Kamal Meriah has shattered all these ceilings one by one. The ability to anchor the news, or even to function in a language that isn’t her mother tongue in front of cameras and viewers is rare and not to be taken for granted. The possibility of doing so in Israel was almost non-existent. You could count the people who broke the language barrier on one hand. Zouheir Bahloul, Rafik Halabi and Shibel Karmi Mansour, as well as a few news reporters on Hebrew television, have done it, but always in set niches, never in mainstream television. Lucy Aharish, who was raised in a bilingual milieu, has never been invited to replace Yonit Levi.

And now, even before her initiation, Ghadir – the name means “stream,” in case you were wondering – will have to deal with at least three other glass ceilings. The first is the uncertainty hovering over the future of public broadcasting.

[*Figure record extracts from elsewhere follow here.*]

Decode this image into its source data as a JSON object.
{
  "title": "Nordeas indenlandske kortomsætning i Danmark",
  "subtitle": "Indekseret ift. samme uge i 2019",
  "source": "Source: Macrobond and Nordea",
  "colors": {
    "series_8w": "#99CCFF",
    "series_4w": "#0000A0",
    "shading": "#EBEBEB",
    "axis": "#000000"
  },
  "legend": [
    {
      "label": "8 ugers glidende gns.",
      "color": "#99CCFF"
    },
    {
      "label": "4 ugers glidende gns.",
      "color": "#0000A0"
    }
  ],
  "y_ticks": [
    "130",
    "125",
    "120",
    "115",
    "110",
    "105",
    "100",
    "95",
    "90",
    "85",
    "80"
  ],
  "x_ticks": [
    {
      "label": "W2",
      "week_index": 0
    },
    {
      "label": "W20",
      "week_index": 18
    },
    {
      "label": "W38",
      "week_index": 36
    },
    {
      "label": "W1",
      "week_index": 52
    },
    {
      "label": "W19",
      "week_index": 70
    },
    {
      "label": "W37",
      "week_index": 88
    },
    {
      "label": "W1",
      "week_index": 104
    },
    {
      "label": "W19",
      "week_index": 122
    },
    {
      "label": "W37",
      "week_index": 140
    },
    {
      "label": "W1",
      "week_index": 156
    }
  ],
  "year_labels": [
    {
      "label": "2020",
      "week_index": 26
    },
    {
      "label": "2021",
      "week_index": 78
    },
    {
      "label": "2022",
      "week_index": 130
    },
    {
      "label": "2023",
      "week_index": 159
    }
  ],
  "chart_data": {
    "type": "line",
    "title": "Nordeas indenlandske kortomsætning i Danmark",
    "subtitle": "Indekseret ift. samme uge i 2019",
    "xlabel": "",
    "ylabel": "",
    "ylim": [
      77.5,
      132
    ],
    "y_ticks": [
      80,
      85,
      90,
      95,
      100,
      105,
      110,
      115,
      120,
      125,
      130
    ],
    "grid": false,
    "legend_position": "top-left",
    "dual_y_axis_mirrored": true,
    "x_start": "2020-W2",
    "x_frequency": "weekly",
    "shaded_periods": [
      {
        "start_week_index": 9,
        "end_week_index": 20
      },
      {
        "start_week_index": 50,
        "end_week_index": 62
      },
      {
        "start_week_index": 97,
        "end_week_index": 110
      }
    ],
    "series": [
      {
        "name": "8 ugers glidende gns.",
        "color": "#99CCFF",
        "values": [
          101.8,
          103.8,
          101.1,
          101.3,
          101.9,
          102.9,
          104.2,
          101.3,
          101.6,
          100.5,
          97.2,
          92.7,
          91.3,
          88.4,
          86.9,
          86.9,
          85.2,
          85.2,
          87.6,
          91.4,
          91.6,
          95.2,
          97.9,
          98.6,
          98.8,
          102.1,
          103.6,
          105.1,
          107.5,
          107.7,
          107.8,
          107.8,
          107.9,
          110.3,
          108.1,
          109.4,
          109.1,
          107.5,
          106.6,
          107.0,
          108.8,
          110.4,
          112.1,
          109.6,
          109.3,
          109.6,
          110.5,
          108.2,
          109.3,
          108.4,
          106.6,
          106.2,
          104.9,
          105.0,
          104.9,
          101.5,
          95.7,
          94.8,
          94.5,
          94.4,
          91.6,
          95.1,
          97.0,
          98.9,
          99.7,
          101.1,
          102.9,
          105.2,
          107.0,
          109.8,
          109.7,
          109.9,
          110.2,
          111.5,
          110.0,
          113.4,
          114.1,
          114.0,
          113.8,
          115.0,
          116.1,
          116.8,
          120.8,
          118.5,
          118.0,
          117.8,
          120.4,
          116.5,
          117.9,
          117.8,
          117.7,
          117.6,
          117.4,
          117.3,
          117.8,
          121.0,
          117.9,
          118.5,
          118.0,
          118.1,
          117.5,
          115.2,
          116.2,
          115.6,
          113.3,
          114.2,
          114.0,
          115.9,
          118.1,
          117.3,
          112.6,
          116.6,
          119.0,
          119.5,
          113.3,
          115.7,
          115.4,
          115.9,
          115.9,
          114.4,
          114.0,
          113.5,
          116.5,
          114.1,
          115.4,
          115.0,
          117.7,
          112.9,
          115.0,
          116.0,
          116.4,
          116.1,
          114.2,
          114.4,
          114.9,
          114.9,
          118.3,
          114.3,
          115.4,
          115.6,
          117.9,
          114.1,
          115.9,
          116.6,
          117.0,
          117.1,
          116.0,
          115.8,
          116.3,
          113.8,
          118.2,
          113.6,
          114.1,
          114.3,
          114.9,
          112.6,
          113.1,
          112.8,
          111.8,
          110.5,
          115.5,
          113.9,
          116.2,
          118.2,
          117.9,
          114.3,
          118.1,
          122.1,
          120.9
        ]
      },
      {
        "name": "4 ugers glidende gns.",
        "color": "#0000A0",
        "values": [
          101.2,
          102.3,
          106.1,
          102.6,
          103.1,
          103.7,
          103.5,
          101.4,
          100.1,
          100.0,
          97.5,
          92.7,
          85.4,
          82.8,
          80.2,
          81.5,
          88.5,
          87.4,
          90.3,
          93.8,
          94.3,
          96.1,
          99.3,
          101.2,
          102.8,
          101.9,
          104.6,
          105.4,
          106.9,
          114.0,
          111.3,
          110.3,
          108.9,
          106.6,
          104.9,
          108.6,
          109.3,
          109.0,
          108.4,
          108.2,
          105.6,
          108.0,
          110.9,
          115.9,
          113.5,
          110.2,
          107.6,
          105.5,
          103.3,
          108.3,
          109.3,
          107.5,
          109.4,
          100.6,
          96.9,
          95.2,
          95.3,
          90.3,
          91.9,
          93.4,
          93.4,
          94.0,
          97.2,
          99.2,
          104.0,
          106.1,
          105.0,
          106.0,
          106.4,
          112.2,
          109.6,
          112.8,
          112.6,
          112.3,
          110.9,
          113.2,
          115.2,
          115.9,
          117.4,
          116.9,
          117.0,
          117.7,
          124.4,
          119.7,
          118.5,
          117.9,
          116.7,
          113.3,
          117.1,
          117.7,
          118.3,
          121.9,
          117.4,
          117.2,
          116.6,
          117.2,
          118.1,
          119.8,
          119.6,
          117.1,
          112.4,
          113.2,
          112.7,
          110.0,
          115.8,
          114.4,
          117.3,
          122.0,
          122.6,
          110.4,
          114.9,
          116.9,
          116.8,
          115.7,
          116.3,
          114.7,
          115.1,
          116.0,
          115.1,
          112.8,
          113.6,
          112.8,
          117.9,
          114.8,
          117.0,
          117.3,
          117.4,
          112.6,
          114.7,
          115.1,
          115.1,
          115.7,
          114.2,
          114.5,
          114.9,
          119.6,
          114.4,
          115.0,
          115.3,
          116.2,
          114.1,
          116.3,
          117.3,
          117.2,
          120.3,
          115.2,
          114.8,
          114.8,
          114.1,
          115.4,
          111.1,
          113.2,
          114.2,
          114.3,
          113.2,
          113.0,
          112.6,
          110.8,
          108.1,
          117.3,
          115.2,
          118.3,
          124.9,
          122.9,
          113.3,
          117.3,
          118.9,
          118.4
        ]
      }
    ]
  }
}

Will she be seen on the screen only until Channel 1 is closed? Will she continue to present the news in the broadcasting corporation? Will there even be such a corporation?

The second ceiling is more evasive. Channel 1’s Arabic broadcasts do not exactly enjoy the confidence of the Arab public, which for the most part sees them as mobilized media in the service of a hostile rule. In Hebrew, Channel 1 News’ rating is simply embarrassing. To forge a significant screen presence you have to find your way out of Romema, and that is not easy for anyone.

The third ceiling is the hardest. To build up credibility and make viewers return to watch a certain broadcaster, he or she must be seen as the most appropriate representatives of as broad a consensus as possible.

Once it was thought, in Romema too, that women weren’t suitable to present the news. In the other channels a suitable Arab man or woman hasn’t been found yet. If Ghadir Kamal Meriah’s television image is perceived as “suitable,” it will be a small triumph of sober public intelligence. From the bottom if my heart, I wish her – and us – luck in shattering that ceiling.